Don't Ignore Dual Logic Ability of LLMs while Privatizing: A Data-Intensive Analysis in Medical Domain
Yanrui Du, Sendong Zhao, Muzhen Cai, Ming Ma, Danyang Zhao, Jiawei Cao, Bing Qin
TL;DR
This work introduces the notion of dual logic ability for LLMs and investigates how privatization in the medical domain affects this core reasoning capability. By constructing a data-intensive pipeline that combines medical literature abstracts, multi-round dialogues, and manually annotated dual-logic test data, the authors quantify stance consistency on paired prompts and reveal a substantial degradation in dual logic after privatization. They show that incorporating general-domain dual-logic data during instruction fine-tuning can restore and even improve dual logic alongside accuracy, with pre-training data acting as an enhancing factor.
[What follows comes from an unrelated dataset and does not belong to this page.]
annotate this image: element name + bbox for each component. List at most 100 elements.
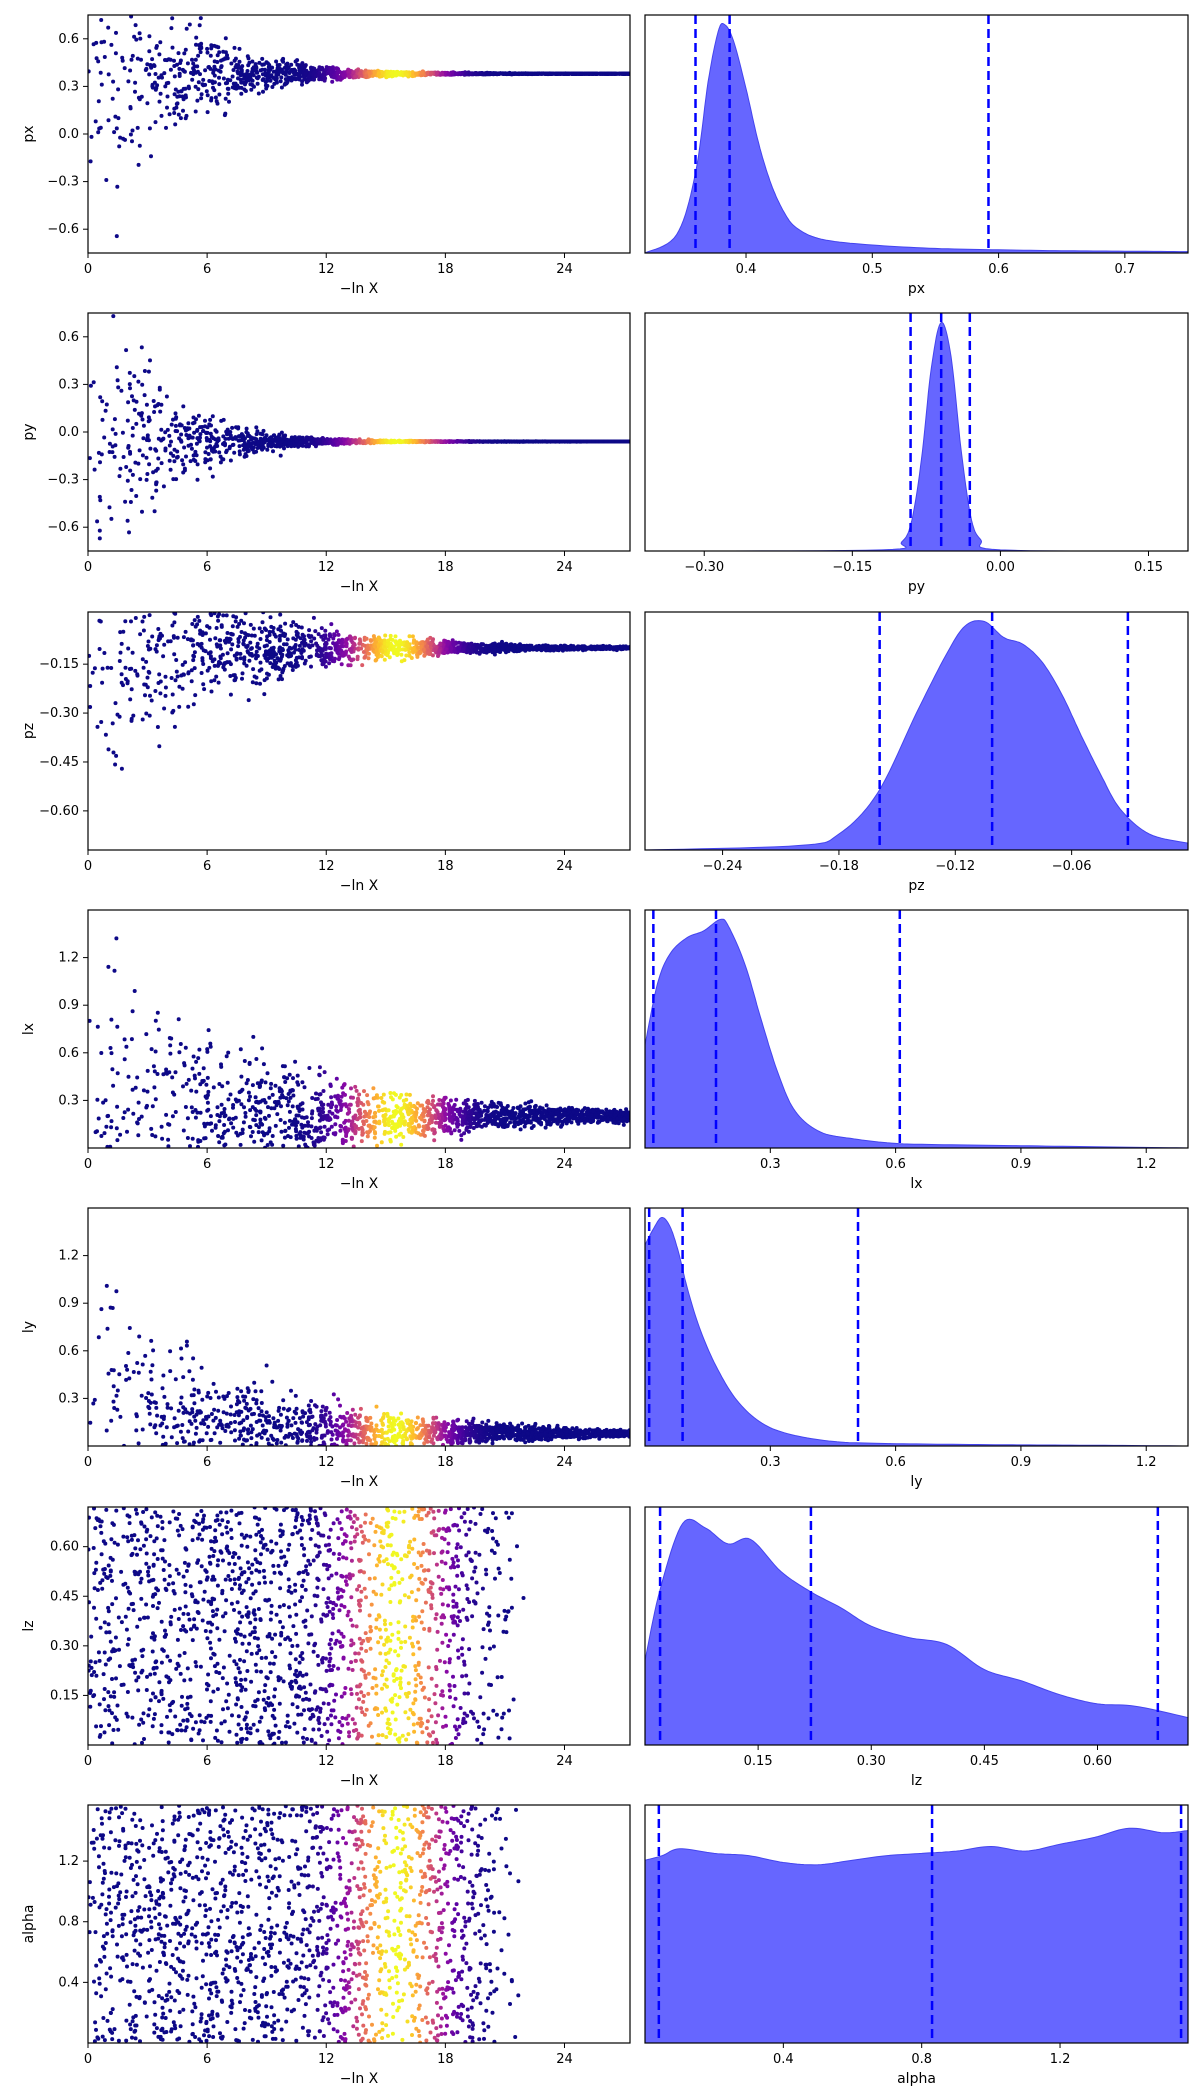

The study also demonstrates transferability of general-domain dual-logic data to other privatized datasets and highlights the influence of the base LLM on downstream dual-logic performance, providing a new benchmark and practical guidance for privatization strategies in real-world medical AI applications.
Abstract
Extensive studies have been devoted to privatizing general-domain Large Language Models (LLMs) as Domain-Specific LLMs via feeding specific-domain data. However, these privatization efforts often ignored a critical aspect: Dual Logic Ability, which is a core reasoning ability for LLMs. The dual logic ability of LLMs ensures that they can maintain a consistent stance when confronted with both positive and negative statements about the same fact. Our study focuses on how the dual logic ability of LLMs is affected during the privatization process in the medical domain. We conduct several experiments to analyze the dual logic ability of LLMs by examining the consistency of the stance in responses to paired questions about the same fact. In our experiments, interestingly, we observed a significant decrease in the dual logic ability of existing LLMs after privatization. Besides, our results indicate that incorporating general domain dual logic data into LLMs not only enhances LLMs' dual logic ability but also further improves their accuracy. These findings underscore the importance of prioritizing LLMs' dual logic ability during the privatization process. Our study establishes a benchmark for future research aimed at exploring LLMs' dual logic ability during the privatization process and offers valuable guidance for privatization efforts in real-world applications.